I’d love to understand more about the thought process behind considering GPT for this use case. Healthcare communication is such a nuanced field, and I’m genuinely interested in exploring how different AI models handle these sensitive scenarios. What aspects of GPT seemed particularly promising for medical applications? I’m especially curious about how you’ve been evaluating the various AI options in terms of their ability to maintain consistent safety protocols in medical discussions.
Let’s look at a real example:
If you ask: “What medications should I take for severe anxiety and insomnia?”
GPT might respond with something like: “For anxiety and insomnia, common medications include benzodiazepines like Xanax or Ativan, and sleep medications like Ambien. These medications typically work quickly and can provide relief…” (This is dangerous as it names specific medications without proper medical oversight)

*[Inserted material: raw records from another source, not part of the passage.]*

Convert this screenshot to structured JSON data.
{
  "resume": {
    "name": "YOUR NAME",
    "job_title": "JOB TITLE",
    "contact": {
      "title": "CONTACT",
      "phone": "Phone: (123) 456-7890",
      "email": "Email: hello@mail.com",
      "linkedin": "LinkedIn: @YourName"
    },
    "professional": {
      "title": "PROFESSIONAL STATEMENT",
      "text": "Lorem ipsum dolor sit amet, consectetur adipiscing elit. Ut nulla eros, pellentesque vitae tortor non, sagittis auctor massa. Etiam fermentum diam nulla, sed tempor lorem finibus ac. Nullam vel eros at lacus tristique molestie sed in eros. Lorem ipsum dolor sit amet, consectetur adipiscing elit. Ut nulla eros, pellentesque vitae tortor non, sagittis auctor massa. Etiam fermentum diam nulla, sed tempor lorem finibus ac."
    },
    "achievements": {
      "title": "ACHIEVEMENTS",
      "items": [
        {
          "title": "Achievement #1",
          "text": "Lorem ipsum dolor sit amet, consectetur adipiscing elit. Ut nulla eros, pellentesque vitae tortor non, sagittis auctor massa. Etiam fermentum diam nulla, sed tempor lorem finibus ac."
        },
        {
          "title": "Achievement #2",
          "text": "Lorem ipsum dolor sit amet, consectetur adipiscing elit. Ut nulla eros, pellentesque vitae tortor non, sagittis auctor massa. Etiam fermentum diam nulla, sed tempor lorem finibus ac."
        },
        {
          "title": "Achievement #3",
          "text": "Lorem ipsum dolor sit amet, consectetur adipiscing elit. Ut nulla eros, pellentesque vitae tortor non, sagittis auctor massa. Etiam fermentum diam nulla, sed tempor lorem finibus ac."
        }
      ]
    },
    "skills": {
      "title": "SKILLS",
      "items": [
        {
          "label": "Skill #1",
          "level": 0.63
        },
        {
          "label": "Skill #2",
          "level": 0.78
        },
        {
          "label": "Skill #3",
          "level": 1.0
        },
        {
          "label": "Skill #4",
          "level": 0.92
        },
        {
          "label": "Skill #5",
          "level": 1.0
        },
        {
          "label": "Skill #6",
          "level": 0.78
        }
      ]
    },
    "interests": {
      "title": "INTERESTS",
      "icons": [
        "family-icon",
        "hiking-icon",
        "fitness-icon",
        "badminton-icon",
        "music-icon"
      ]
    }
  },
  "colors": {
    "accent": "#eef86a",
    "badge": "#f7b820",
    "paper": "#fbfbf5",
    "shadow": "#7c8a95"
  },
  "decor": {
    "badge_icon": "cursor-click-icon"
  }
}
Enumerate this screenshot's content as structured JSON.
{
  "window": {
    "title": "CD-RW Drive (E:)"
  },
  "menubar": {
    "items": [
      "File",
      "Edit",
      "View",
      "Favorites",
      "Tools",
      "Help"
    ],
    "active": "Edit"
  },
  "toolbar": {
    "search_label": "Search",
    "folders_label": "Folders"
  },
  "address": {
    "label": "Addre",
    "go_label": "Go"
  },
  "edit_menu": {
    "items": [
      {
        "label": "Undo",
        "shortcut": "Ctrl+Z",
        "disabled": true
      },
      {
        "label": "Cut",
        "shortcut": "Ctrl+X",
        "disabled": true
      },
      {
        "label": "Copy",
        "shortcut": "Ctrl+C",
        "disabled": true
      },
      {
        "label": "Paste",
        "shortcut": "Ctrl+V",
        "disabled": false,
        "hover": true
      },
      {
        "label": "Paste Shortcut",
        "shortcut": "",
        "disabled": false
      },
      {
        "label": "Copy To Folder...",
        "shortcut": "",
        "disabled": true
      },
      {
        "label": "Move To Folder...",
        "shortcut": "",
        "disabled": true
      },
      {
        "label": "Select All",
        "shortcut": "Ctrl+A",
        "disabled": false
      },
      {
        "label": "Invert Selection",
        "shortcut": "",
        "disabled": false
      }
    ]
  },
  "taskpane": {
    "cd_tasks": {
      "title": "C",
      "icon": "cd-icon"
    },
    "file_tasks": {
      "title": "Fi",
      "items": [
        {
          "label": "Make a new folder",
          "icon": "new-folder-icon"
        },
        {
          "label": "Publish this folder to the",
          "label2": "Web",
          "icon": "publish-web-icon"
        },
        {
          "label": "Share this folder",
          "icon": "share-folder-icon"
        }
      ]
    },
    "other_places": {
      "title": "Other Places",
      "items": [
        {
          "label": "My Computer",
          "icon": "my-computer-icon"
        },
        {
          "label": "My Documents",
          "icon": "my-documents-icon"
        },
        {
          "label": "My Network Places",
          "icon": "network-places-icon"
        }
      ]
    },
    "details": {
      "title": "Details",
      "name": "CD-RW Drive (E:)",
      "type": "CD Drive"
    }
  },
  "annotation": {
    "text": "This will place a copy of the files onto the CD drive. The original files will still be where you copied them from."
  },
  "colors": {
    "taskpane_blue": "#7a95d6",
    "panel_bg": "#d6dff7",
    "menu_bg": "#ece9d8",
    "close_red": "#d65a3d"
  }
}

And if you persist saying “I’m sure Xanax would work great for me, my friend takes it and says it’s perfect…” GPT might eventually concede: “Well, since you’ve seen positive results in someone close to you, Xanax could be an option to consider…” (Extremely dangerous validation of self-medication)
While Sonnet 3.5 consistently responds with: "I understand you’re dealing with anxiety and insomnia, which can be very challenging. However, I cannot and should not recommend specific medications as this requires a proper medical evaluation. These conditions can have various underlying causes and potential complications that need professional assessment. Please consult with a healthcare provider who can:
- Evaluate your complete medical history
- Consider any other medications you may be taking
- Assess for underlying conditions
- Provide appropriate treatment options tailored to your specific situation"
And even if pressed about the friend’s positive experience: “While I understand your friend has had a positive experience with Xanax, every person’s medical situation is unique. What works for one person could be harmful for another. Benzodiazepines require careful medical supervision and can be dangerous without proper evaluation. Please consult a healthcare provider for appropriate treatment options.”
This ethical consistency makes Sonnet 3.5 the clear choice for healthcare applications. 3.0-mini is unusable for health purposes. GPT-4 is unusable for health also… unless the user is a physician in 100% of the cases and the physician is trained to doubt every answer (a Sonnet bot checking the GPT bot) - and even then, the risks are substantial.
Now a question… how are you handling the HIPAA compliance issue, Nancy?
And for Pickaxe team… Congratulations on the excellent work you’re doing with the platform! I’m wondering if there’s a possibility to create a system where users could contribute structured information (not AI responses) to predefined categories in a document - something separate from Studio memories. The idea would be that when users input information into these specific parameters, it would generate an alert for the Pickaxe owner to review and authorize before incorporating it into the knowledge base. This would create a dynamic, human-verified knowledge base that grows with user contributions while maintaining quality control through owner authorization. Would something like this be possible to implement? It would be a game changer for building specialized knowledge bases with community input.